Demonstration in Bonn für nachhaltige Programm- und Sprachenvielfalt
Das Umbau- und Sparprogramm bei der Deutschen Welle wurde vehement kritisiert. Nach Protesten im Dezember am Standort Berlin gingen am 23. Februar in Bonn Beschäftigte aus den 30 Sprachredaktionen des Senders auf die Straße, um für eine nachhaltige Sicherung der Programm- und Sprachenvielfalt und damit auch für die Sicherheit der Arbeitsplätze zu demonstrieren. Nun wurden von der Politik weitere Mittel zugesagt.
Ein leises Aufatmen ging durch die Reihen, als die Nachricht bekannt gegeben wurde, dass die Politik den Sender ab 2016 mit zusätzlichen Mitteln in Höhe von 12 Millionen jährlich ausstatten wolle. „Die Horrorszenarien des DW-Intendanten Peter Limbourg sind damit vorerst vom Tisch“, erklärte der Personalrat. Ohne die zusätzlichen Mittel hätten drei der vier TV-Programme der DW (Deutsch, Spanisch, Arabisch) und ein Drittel der insgesamt 30 Radio-und Online-Sprachen der Stimme Deutschlands in der Welt vor dem Aus gestanden. In den vergangenen Monaten hatten aufgrund der chronischen Finanzknappheit des Senders nahezu 300 freie Mitarbeiter ihren Hut nehmen müssen oder seien massiv in ihrer Beschäftigung gekürzt worden. Der Qualitätsverlust in allen Programmen sei deutlich spürbar, die Moral der Mitarbeiter erschüttert. „Die an sich sinnvolle Stärkung unserer Programme in der Weltsprache Englisch drohte an hektischen und mangelhaft finanzierten Umbau-Szenarien zu scheitern.“
In Bonn lautete deshalb die Devise: „Jetzt erst recht“ müsse der Umbau mit Bedacht erfolgen, die Sprachenvielfalt der DW nachhaltig gesichert werden. Denn sie sei mit der Regionalkompetenz der Mitarbeiter aus 60 Nationen das Alleinstellungsmerkmal der DW.

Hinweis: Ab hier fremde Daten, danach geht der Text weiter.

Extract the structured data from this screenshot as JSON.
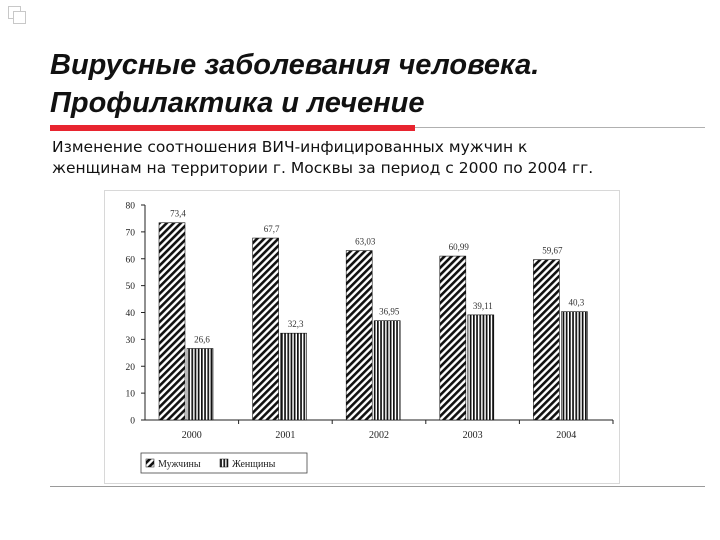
{
  "slide": {
    "title_line1": "Вирусные заболевания человека.",
    "title_line2": "Профилактика и лечение",
    "subtitle_line1": "Изменение соотношения ВИЧ-инфицированных мужчин к",
    "subtitle_line2": "женщинам на территории г. Москвы за период с 2000 по 2004 гг."
  },
  "chart_data": {
    "type": "bar",
    "title": "",
    "xlabel": "",
    "ylabel": "",
    "ylim": [
      0,
      80
    ],
    "yticks": [
      0,
      10,
      20,
      30,
      40,
      50,
      60,
      70,
      80
    ],
    "ytick_labels": [
      "0",
      "10",
      "20",
      "30",
      "40",
      "50",
      "60",
      "70",
      "80"
    ],
    "categories": [
      "2000",
      "2001",
      "2002",
      "2003",
      "2004"
    ],
    "series": [
      {
        "name": "Мужчины",
        "values": [
          73.4,
          67.7,
          63.03,
          60.99,
          59.67
        ],
        "labels": [
          "73,4",
          "67,7",
          "63,03",
          "60,99",
          "59,67"
        ],
        "pattern": "diagonal-hatch"
      },
      {
        "name": "Женщины",
        "values": [
          26.6,
          32.3,
          36.95,
          39.11,
          40.3
        ],
        "labels": [
          "26,6",
          "32,3",
          "36,95",
          "39,11",
          "40,3"
        ],
        "pattern": "vertical-stripes"
      }
    ],
    "grid": false,
    "legend": "bottom-left",
    "colors": {
      "bar_fill": "#111111",
      "background": "#ffffff"
    }
  }
}
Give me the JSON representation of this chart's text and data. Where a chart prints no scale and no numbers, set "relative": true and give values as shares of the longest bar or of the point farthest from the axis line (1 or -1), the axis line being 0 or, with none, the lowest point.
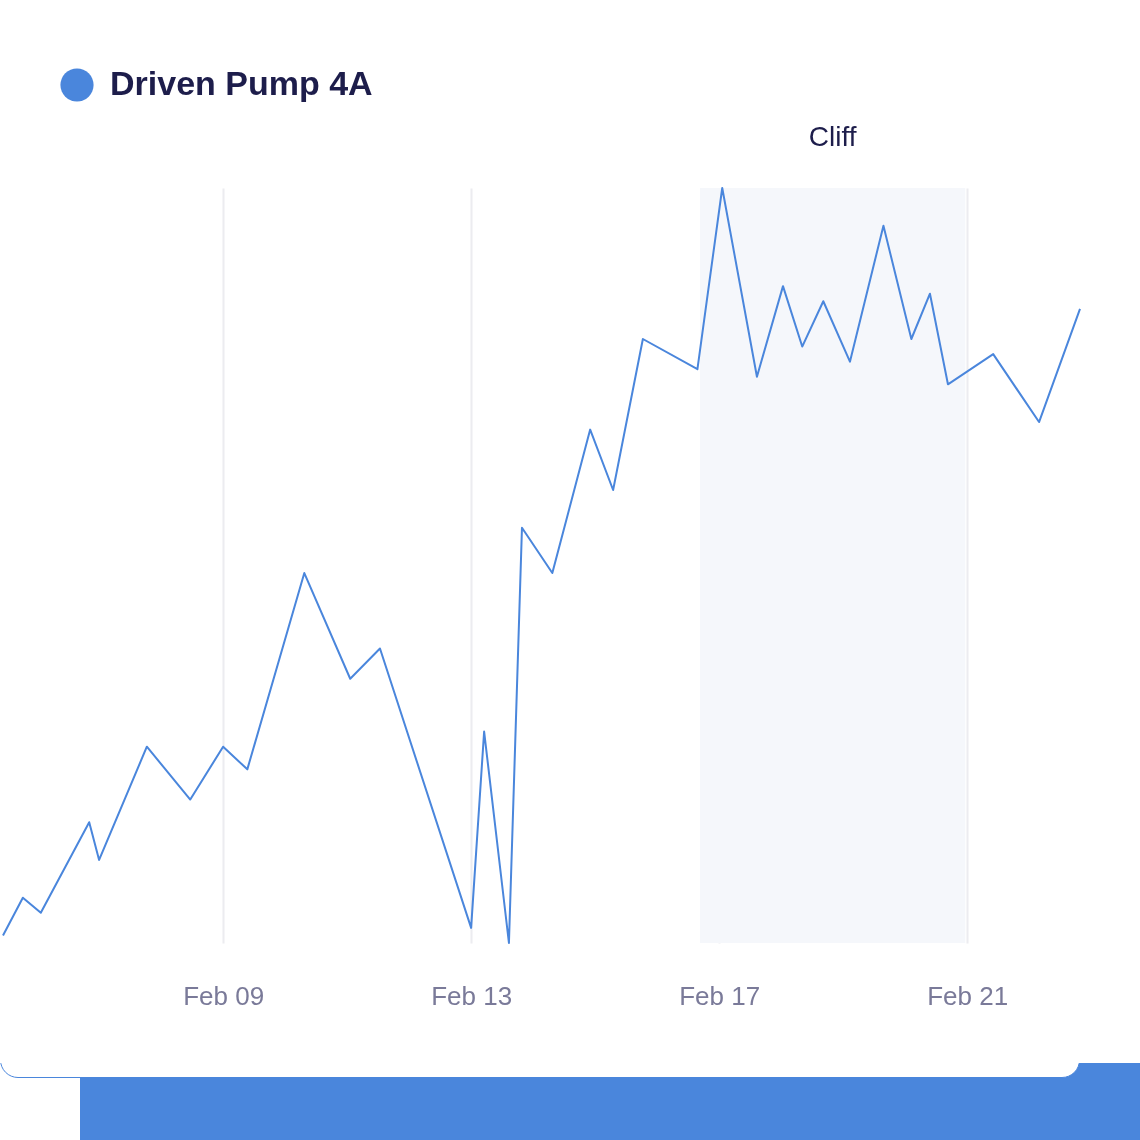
{
  "chart_data": {
    "type": "line",
    "relative": true,
    "x": [
      "--02-05T10:48",
      "--02-05T18:29",
      "--02-06T01:26",
      "--02-06T20:10",
      "--02-07T00:00",
      "--02-07T18:29",
      "--02-08T11:17",
      "--02-09T00:00",
      "--02-09T09:22",
      "--02-10T07:26",
      "--02-11T01:12",
      "--02-11T12:43",
      "--02-13T00:00",
      "--02-13T05:02",
      "--02-13T14:38",
      "--02-13T19:41",
      "--02-14T07:26",
      "--02-14T22:05",
      "--02-15T06:58",
      "--02-15T18:29",
      "--02-16T15:36",
      "--02-17T01:12",
      "--02-17T14:38",
      "--02-18T00:43",
      "--02-18T08:10",
      "--02-18T16:19",
      "--02-19T02:38",
      "--02-19T15:36",
      "--02-20T02:24",
      "--02-20T09:36",
      "--02-20T16:34",
      "--02-21T10:05",
      "--02-22T03:50",
      "--02-22T19:41"
    ],
    "series": [
      {
        "name": "Driven Pump 4A",
        "color": "#4a86dc",
        "values": [
          0.01,
          0.06,
          0.04,
          0.16,
          0.11,
          0.26,
          0.19,
          0.26,
          0.23,
          0.49,
          0.35,
          0.39,
          0.02,
          0.28,
          0,
          0.55,
          0.49,
          0.68,
          0.6,
          0.8,
          0.76,
          1,
          0.75,
          0.87,
          0.79,
          0.85,
          0.77,
          0.95,
          0.8,
          0.86,
          0.74,
          0.78,
          0.69,
          0.84
        ]
      }
    ],
    "xlim": [
      "--02-05T10:48",
      "--02-22T19:41"
    ],
    "xticks": [
      {
        "value": "--02-09",
        "label": "Feb 09"
      },
      {
        "value": "--02-13",
        "label": "Feb 13"
      },
      {
        "value": "--02-17",
        "label": "Feb 17"
      },
      {
        "value": "--02-21",
        "label": "Feb 21"
      }
    ],
    "bands": [
      {
        "axis": "x",
        "from": "--02-16T16:34",
        "to": "--02-20T23:17",
        "label": "Cliff",
        "color": "#f5f7fb"
      }
    ],
    "grid": "x",
    "legend": "top left",
    "line_style": "solid"
  }
}
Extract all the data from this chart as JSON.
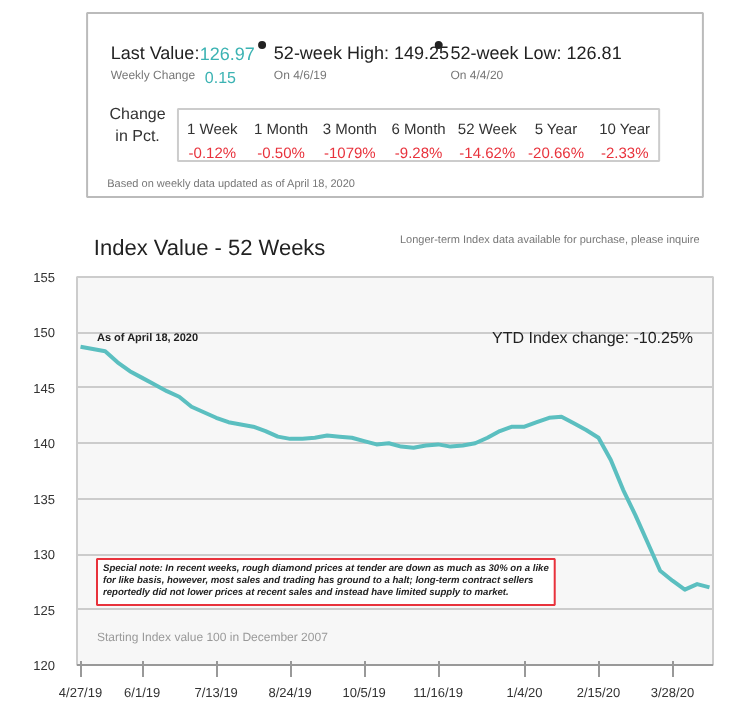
{
  "chart_data": [
    {
      "type": "other",
      "ylabel": "Change\nin Pct.",
      "categories": [
        "1 Week",
        "1 Month",
        "3 Month",
        "6 Month",
        "52 Week",
        "5 Year",
        "10 Year"
      ],
      "value_labels": [
        "-0.12%",
        "-0.50%",
        "-1079%",
        "-9.28%",
        "-14.62%",
        "-20.66%",
        "-2.33%"
      ],
      "color": "#e8323c",
      "annotations": [
        "Last Value:",
        "126.97",
        "Weekly Change",
        "0.15",
        "52-week High: 149.25",
        "On 4/6/19",
        "52-week Low: 126.81",
        "On 4/4/20",
        "Based on weekly data updated as of April 18, 2020"
      ]
    },
    {
      "type": "line",
      "title": "Index Value - 52 Weeks",
      "subtitle": "Longer-term Index data available for purchase, please inquire",
      "annotations": [
        "As of April 18, 2020",
        "YTD Index change: -10.25%",
        "Special note: In recent weeks, rough diamond prices at tender are down as much as 30% on a like for like basis, however, most sales and trading has ground to a halt; long-term contract sellers reportedly did not lower prices at recent sales and instead have limited supply to market.",
        "Starting Index value 100 in December 2007"
      ],
      "x": [
        "2019-04-27",
        "2019-05-04",
        "2019-05-11",
        "2019-05-18",
        "2019-05-25",
        "2019-06-01",
        "2019-06-08",
        "2019-06-15",
        "2019-06-22",
        "2019-06-29",
        "2019-07-06",
        "2019-07-13",
        "2019-07-20",
        "2019-07-27",
        "2019-08-03",
        "2019-08-10",
        "2019-08-17",
        "2019-08-24",
        "2019-08-31",
        "2019-09-07",
        "2019-09-14",
        "2019-09-21",
        "2019-09-28",
        "2019-10-05",
        "2019-10-12",
        "2019-10-19",
        "2019-10-26",
        "2019-11-02",
        "2019-11-09",
        "2019-11-16",
        "2019-11-23",
        "2019-11-30",
        "2019-12-07",
        "2019-12-14",
        "2019-12-21",
        "2019-12-28",
        "2020-01-04",
        "2020-01-11",
        "2020-01-18",
        "2020-01-25",
        "2020-02-01",
        "2020-02-08",
        "2020-02-15",
        "2020-02-22",
        "2020-02-29",
        "2020-03-07",
        "2020-03-14",
        "2020-03-21",
        "2020-03-28",
        "2020-04-04",
        "2020-04-11",
        "2020-04-18"
      ],
      "series": [
        {
          "color": "#5bbfc0",
          "values": [
            148.7,
            148.5,
            148.3,
            147.3,
            146.5,
            145.9,
            145.3,
            144.7,
            144.2,
            143.3,
            142.8,
            142.3,
            141.9,
            141.7,
            141.5,
            141.1,
            140.6,
            140.4,
            140.4,
            140.5,
            140.7,
            140.6,
            140.5,
            140.2,
            139.9,
            140.0,
            139.7,
            139.6,
            139.8,
            139.9,
            139.7,
            139.8,
            140.0,
            140.5,
            141.1,
            141.5,
            141.5,
            141.9,
            142.3,
            142.4,
            141.8,
            141.2,
            140.5,
            138.5,
            135.8,
            133.5,
            131.0,
            128.5,
            127.6,
            126.8,
            127.3,
            127.0
          ]
        }
      ],
      "xlim": [
        "2019-04-25",
        "2020-04-20"
      ],
      "xticks": [
        {
          "value": "2019-04-27",
          "label": "4/27/19"
        },
        {
          "value": "2019-06-01",
          "label": "6/1/19"
        },
        {
          "value": "2019-07-13",
          "label": "7/13/19"
        },
        {
          "value": "2019-08-24",
          "label": "8/24/19"
        },
        {
          "value": "2019-10-05",
          "label": "10/5/19"
        },
        {
          "value": "2019-11-16",
          "label": "11/16/19"
        },
        {
          "value": "2020-01-04",
          "label": "1/4/20"
        },
        {
          "value": "2020-02-15",
          "label": "2/15/20"
        },
        {
          "value": "2020-03-28",
          "label": "3/28/20"
        }
      ],
      "ylim": [
        120,
        155
      ],
      "yticks": [
        120,
        125,
        130,
        135,
        140,
        145,
        150,
        155
      ],
      "grid": "y"
    }
  ]
}
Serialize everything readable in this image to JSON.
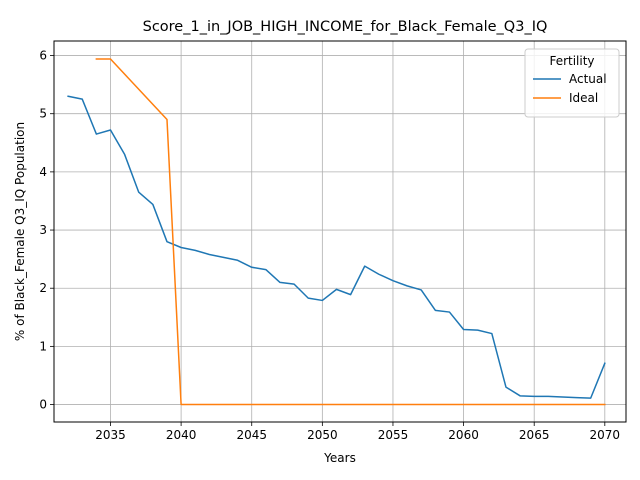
{
  "chart_data": {
    "type": "line",
    "title": "Score_1_in_JOB_HIGH_INCOME_for_Black_Female_Q3_IQ",
    "xlabel": "Years",
    "ylabel": "% of Black_Female Q3_IQ Population",
    "xlim": [
      2031,
      2071.5
    ],
    "ylim": [
      -0.3,
      6.25
    ],
    "xticks": [
      2035,
      2040,
      2045,
      2050,
      2055,
      2060,
      2065,
      2070
    ],
    "yticks": [
      0,
      1,
      2,
      3,
      4,
      5,
      6
    ],
    "grid": true,
    "legend": {
      "title": "Fertility",
      "placement": "top-right"
    },
    "series": [
      {
        "name": "Actual",
        "color": "#1f77b4",
        "x": [
          2032,
          2033,
          2034,
          2035,
          2036,
          2037,
          2038,
          2039,
          2040,
          2041,
          2042,
          2043,
          2044,
          2045,
          2046,
          2047,
          2048,
          2049,
          2050,
          2051,
          2052,
          2053,
          2054,
          2055,
          2056,
          2057,
          2058,
          2059,
          2060,
          2061,
          2062,
          2063,
          2064,
          2065,
          2066,
          2067,
          2068,
          2069,
          2070
        ],
        "y": [
          5.3,
          5.25,
          4.65,
          4.72,
          4.3,
          3.65,
          3.44,
          2.8,
          2.7,
          2.65,
          2.58,
          2.53,
          2.48,
          2.36,
          2.32,
          2.1,
          2.07,
          1.83,
          1.79,
          1.98,
          1.89,
          2.38,
          2.24,
          2.13,
          2.04,
          1.97,
          1.62,
          1.59,
          1.29,
          1.28,
          1.22,
          0.3,
          0.15,
          0.14,
          0.14,
          0.13,
          0.12,
          0.11,
          0.71
        ]
      },
      {
        "name": "Ideal",
        "color": "#ff7f0e",
        "x": [
          2034,
          2035,
          2036,
          2037,
          2038,
          2039,
          2040,
          2041,
          2042,
          2043,
          2044,
          2045,
          2046,
          2047,
          2048,
          2049,
          2050,
          2051,
          2052,
          2053,
          2054,
          2055,
          2056,
          2057,
          2058,
          2059,
          2060,
          2061,
          2062,
          2063,
          2064,
          2065,
          2066,
          2067,
          2068,
          2069,
          2070
        ],
        "y": [
          5.94,
          5.94,
          5.68,
          5.42,
          5.16,
          4.9,
          0,
          0,
          0,
          0,
          0,
          0,
          0,
          0,
          0,
          0,
          0,
          0,
          0,
          0,
          0,
          0,
          0,
          0,
          0,
          0,
          0,
          0,
          0,
          0,
          0,
          0,
          0,
          0,
          0,
          0,
          0
        ]
      }
    ]
  }
}
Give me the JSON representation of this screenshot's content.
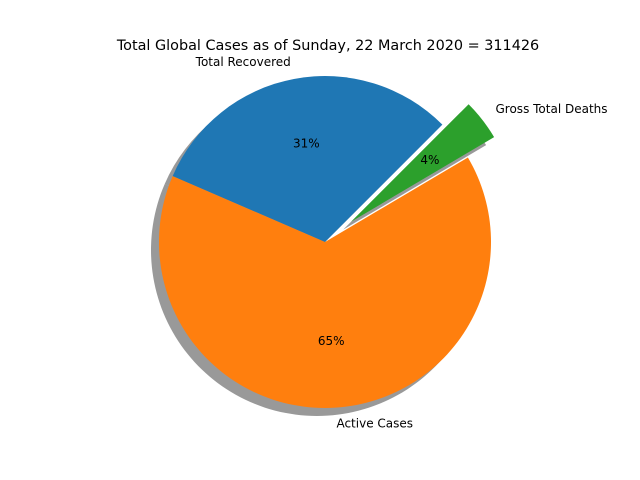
{
  "chart_data": {
    "type": "pie",
    "title": "Total Global Cases as of Sunday, 22 March 2020 = 311426",
    "shadow": true,
    "start_angle_deg": 45,
    "direction": "counterclockwise",
    "slices": [
      {
        "label": "Total Recovered",
        "percent_label": "31%",
        "value": 31,
        "color": "#1f77b4",
        "exploded": false
      },
      {
        "label": "Active Cases",
        "percent_label": "65%",
        "value": 65,
        "color": "#ff7f0e",
        "exploded": false
      },
      {
        "label": "Gross Total Deaths",
        "percent_label": "4%",
        "value": 4,
        "color": "#2ca02c",
        "exploded": true
      }
    ]
  }
}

Dazu Wolfgang Uellenberg-van Dawen, Gewerkschaftsvertreter im Rundfunkrat: „Der Rundfunkrat, der Verwaltungsrat und auch der Bundestag haben mehrheitlich die Reform des Senders gebilligt. Diese muss nun vernünftig umgesetzt werden. Es macht keinen Sinn, die Welle auf einen englischen Nachrichtenkanal zu reduzieren und Personal in den Redaktionen, der Technik und der Verwaltung abzubauen. Alle Beschäftigten, ob Freie, feste Freie oder fest Angestellte, brauchen Sicherheit. Wir sind für eine Optimierung des englischen TV-Kanals, für neue und moderne Technik, aber es muss auch klar sein, dass die 30 Redaktionen, die in den jeweiligen Sprachen ein wirklich gutes Programm machen, das auch weiterhin tun können. Die Deutsche Welle muss im internationalen Chor der Medien hör- und sichtbar sein.“
Die Europäische Journalisten-Föderation (EFJ), in der ver.di-Mitglied ist, erklärte sich solidarisch mit den Protesten der DW-Beschäftigten. Überall in Europa werde an der falschen Stelle gespart. Dadurch seien Medienpluralismus und Demokratie in Gefahr, wird in einer entsprechenden Erklärung gewarnt.
Rundfunk- und Verwaltungsrat stimmten – vor dem Hintergrund der zugesagten Mittel der Politik – inzwischen der von Intendant Peter Limbourg vorgelegten Aufgabenplanung für die Deutsche Welle bis Ende 2017 zu. Alle Sprachen und TV-Kanäle sollen nunmehr erhalten bleiben, Kosten für Tarifsteigerungen 2014 und 2015 würden bezahlt werden. Von den 60 Kündigungen freier Mitarbeiter wurden 18 zurückgenommen. „Im Ringen um Zustimmung musste Intendant Peter Limbourg zusagen, einen Ressourcenplan nachzureichen“, erklärte Wolfgang Uellenberg-van Dawen. Auch wenn die Bundesregierung weitere 4 Millionen Euro für das Programm zugesagt habe, dürfe der Aufbau des englischen Kanals nicht weiter zu Lasten der anderen Sprachredaktionen gehen, so Uellenberg-van Dawen. Es müsse die notwendige Balance zwischen dem englischen Kanal und den anderen Programmen gefunden werden.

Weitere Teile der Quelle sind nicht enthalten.